On me fait remarquer que mon précédent post sur ce sujet est mal rédigé. J’en conviens et tente ici, après l’avoir remanié, d’être plus clair.
Dans notre région basse-Normandie, le président de notre conseil régional semble avoir une propension à venir en aide aux dirigeants des entreprises capitalistes en difficulté (ou prétendant l’être) en se proposant d’utiliser les finances publiques pour maintenir ou créer des emplois privés. Cela se pratique d’ailleurs d’une manière intensive dans la région dirigée par Ségolène Royal.

pauvre
Un actionnaire sollicite le financement de son capital par la région basse-Normandie

Dangereuse confusion des genres: si le secteur privé ne peut plus fonctionner sans faire appel aux financements publics, il faut donc envisager son changement de statut en l’intégrant dans ce secteur public. Etre oiseau ou souris, il faut choisir. (1) 
Cependant, si je comprends bien la démarche: lorsque cela va bien pour ces entreprises privées, elles encaissent les profits pour les distribuer à leurs actionnaires – dans ce cas les pouvoirs publics n’ont pas à y mettre leur nez. Mais lorsque ces entreprises privées rencontrent des difficultés, la région basse Normandie est alors considérée comme la bouée de secours en mobilisant l’argent public vers ces entreprises. Question à Laurent Beauvais : quid de la destination des profits de ces entreprises privées en contrepartie des investissements publics dans le secteur privé ?

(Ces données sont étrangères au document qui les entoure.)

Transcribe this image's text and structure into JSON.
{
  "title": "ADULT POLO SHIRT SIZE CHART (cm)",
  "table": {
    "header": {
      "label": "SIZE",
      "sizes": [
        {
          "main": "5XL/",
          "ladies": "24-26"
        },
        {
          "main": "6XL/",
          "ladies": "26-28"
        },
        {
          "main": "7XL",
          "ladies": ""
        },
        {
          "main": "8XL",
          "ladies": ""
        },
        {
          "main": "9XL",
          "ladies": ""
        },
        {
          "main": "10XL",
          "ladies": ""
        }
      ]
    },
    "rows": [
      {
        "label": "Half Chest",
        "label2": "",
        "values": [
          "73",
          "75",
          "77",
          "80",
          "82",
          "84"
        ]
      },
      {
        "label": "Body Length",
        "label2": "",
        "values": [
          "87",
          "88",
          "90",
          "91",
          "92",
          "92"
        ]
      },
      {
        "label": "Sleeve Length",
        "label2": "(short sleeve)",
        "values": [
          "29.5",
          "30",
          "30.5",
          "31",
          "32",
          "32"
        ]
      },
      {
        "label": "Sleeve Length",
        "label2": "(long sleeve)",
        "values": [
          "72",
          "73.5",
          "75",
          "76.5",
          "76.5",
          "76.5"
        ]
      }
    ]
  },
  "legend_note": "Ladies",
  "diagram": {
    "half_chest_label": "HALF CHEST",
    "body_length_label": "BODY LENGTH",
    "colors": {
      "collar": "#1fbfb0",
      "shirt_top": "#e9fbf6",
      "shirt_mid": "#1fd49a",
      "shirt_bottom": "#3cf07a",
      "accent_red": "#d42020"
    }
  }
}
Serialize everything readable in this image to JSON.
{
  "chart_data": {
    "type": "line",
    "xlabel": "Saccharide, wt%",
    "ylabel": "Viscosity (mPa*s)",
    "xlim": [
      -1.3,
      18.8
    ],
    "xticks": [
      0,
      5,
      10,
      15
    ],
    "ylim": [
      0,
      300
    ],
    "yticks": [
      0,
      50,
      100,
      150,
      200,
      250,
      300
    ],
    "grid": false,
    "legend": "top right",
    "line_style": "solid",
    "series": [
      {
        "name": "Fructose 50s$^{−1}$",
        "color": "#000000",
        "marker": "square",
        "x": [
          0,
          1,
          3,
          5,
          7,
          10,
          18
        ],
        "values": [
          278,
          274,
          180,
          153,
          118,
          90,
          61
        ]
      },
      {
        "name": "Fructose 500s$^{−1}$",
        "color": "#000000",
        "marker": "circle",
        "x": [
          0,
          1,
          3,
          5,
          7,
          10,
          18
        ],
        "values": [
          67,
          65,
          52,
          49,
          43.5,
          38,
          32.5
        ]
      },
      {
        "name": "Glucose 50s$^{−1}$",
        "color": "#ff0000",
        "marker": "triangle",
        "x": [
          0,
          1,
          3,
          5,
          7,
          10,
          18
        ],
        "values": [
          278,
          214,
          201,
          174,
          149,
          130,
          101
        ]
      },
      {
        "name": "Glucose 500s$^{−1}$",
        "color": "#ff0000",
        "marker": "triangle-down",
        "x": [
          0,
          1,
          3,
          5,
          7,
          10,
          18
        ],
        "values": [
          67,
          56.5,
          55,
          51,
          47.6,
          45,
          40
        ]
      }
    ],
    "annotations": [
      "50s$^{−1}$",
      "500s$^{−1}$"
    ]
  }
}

Que penser alors de la sacro sainte théorie sur “le profit contre-partie du risque d’entreprendre” quand les finances publiques, bien que gérées dans les régions par des majorités PS, deviennent l’assurance tous-risques de ces entreprises capitalistes ?
(1) Je suis oiseau: voyez mes ailes … – Je suis souris, vivent les rats! Fable de Jean de la Fontaine : La chauve-souris et les deux belettes.